どのくらい動けば演奏上問題ないか

おおむね以下くらいに薬指が動けば、演奏に支障はないと思う。別にピンと上がらなくても問題ない。
手首の力や運指だけではどうにもならないことは、だいたい以下の2点である。


1.音階などで345の部分がモタッとした感じでつながらないようにし、一つ一つの音をはっきり分離して弾けるようにする。

初級者は例えば、モーツァルトのK.545ソナチネソナタ1楽章5小節からの音階地獄とかで、そんな風になりがち。この曲は展開部・再現部で左手にも音階があるので、なかなか厄介。
下の項目の、ピシュナの練習が有効。
このような箇所も、ある程度手首を回すように意識しながら弾くと弾きやすい。9小節のド#を4で弾くところなどで特につまづきやすいが、手首で薬指を持って行って黒鍵にあてがう感じで弾くとよい。

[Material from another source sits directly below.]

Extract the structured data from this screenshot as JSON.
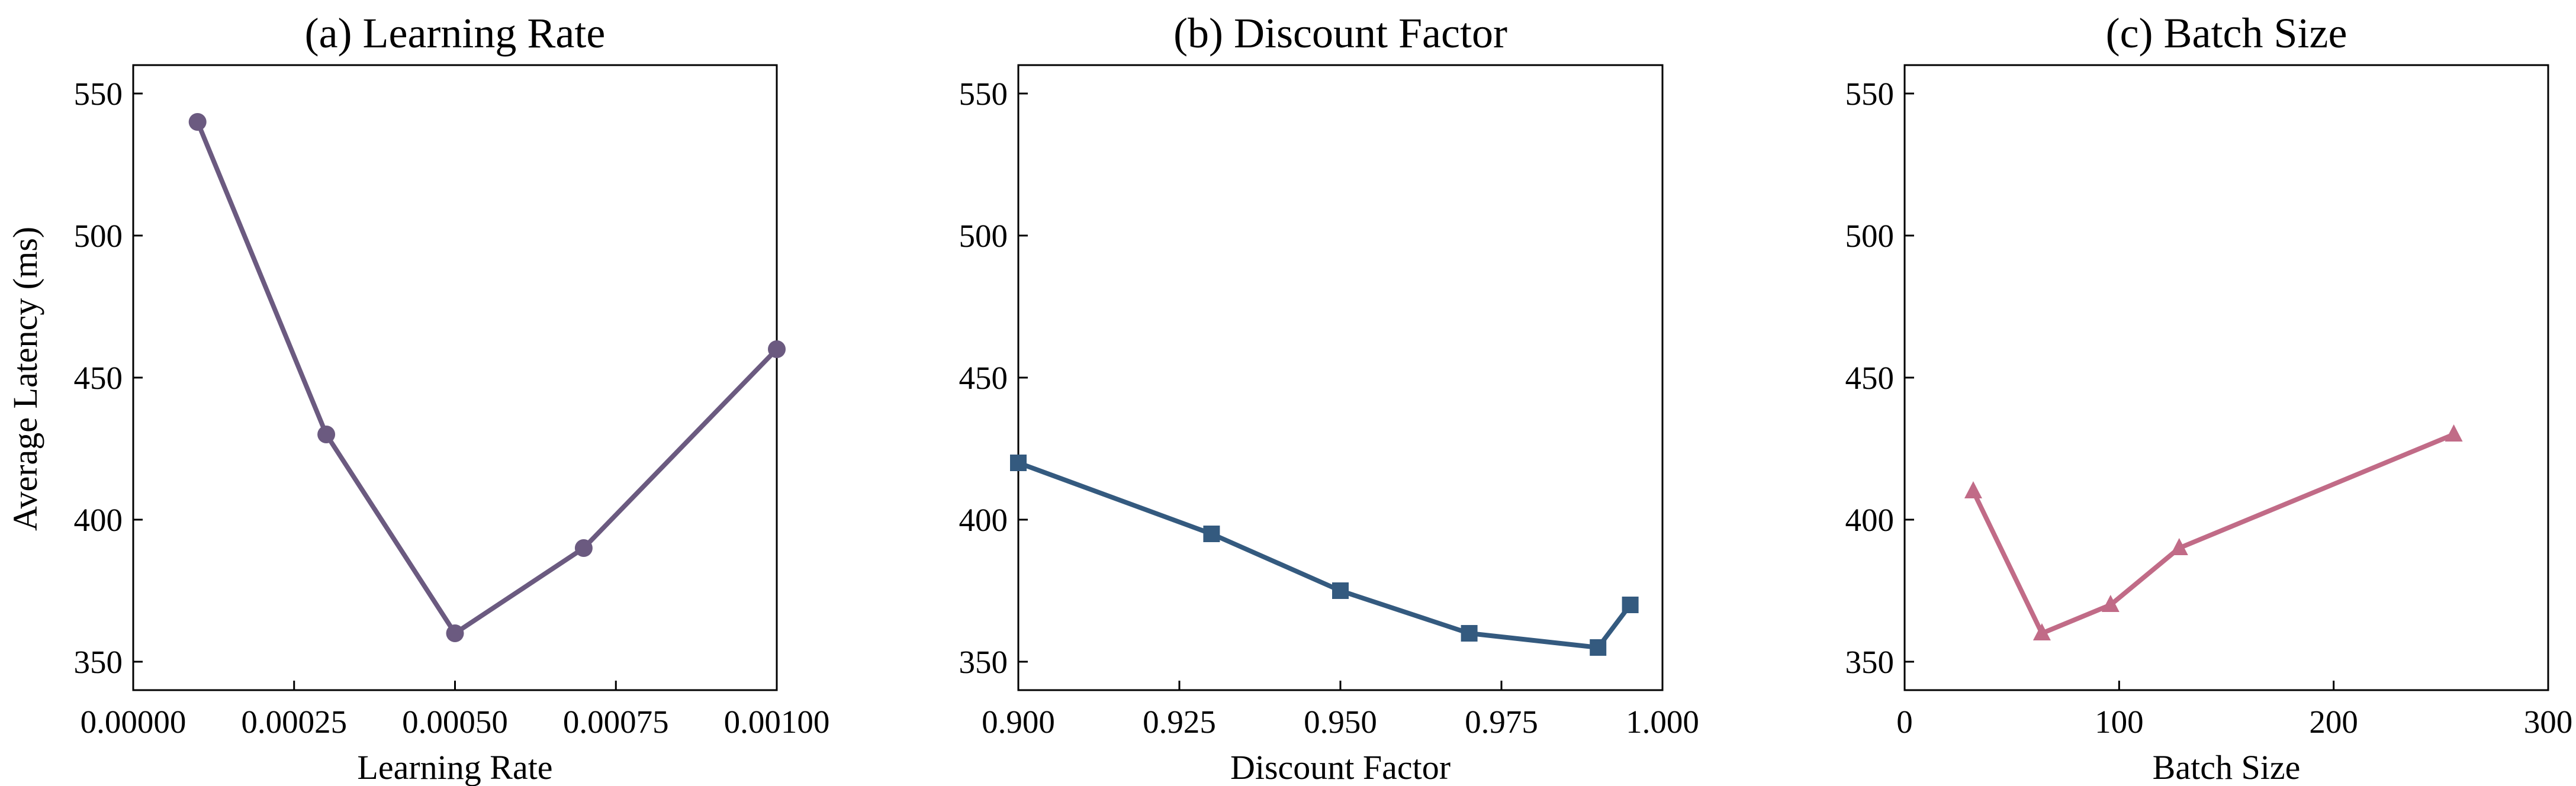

2.3度の和音を35で弾く時、4で間の音を弾いてしまわない程度に上げる。

これは練習というより慣れの問題と思う。以下のように指使いや手首の形に気を付ける。
またこのような音形を含む曲を多く練習することで、だんだん上がるようになる。

○薬指が鍵盤と平行になるくらい上がれば充分。

○小指を曲げると釣られて薬指も曲がってしまう人がほとんどだと思うので、小指はまっすぐ伸ばして弾く。中指は逆に曲げた方が、薬指が上に浮いて上げやすい。個人差もあるが、中指と小指が同じ長さになるくらいに曲げる感じだろうか。

○手首はなるべく低い位置にした方が上げやすい。手首を鍵盤と同じくらいの高さにする。

○手首を低くするためには肘を低くし、肘を低くするためには椅子を低くするのが効果的。椅子は慣れないうちは高いよりは、やや低めの方がよい。高さ可変椅子が重要なのはこのような時のため。
ある程度上達するとそれほど椅子の高さは気にならなくなるが、初級者のうちはかなり気になる。
指のために体の高さを調節してやる。ショパン曰く「腕や体は指の奴隷になるべき」

○鍵盤に4が当たってしまっても、音が鳴らなければ問題ない。当たらないくらい上がればなお良いのだが。

○4のあたりに黒鍵が来る音形だと厄介。運指を変えるか、どうしても他に方法がなければ、当たっても鳴らないようにすればよい。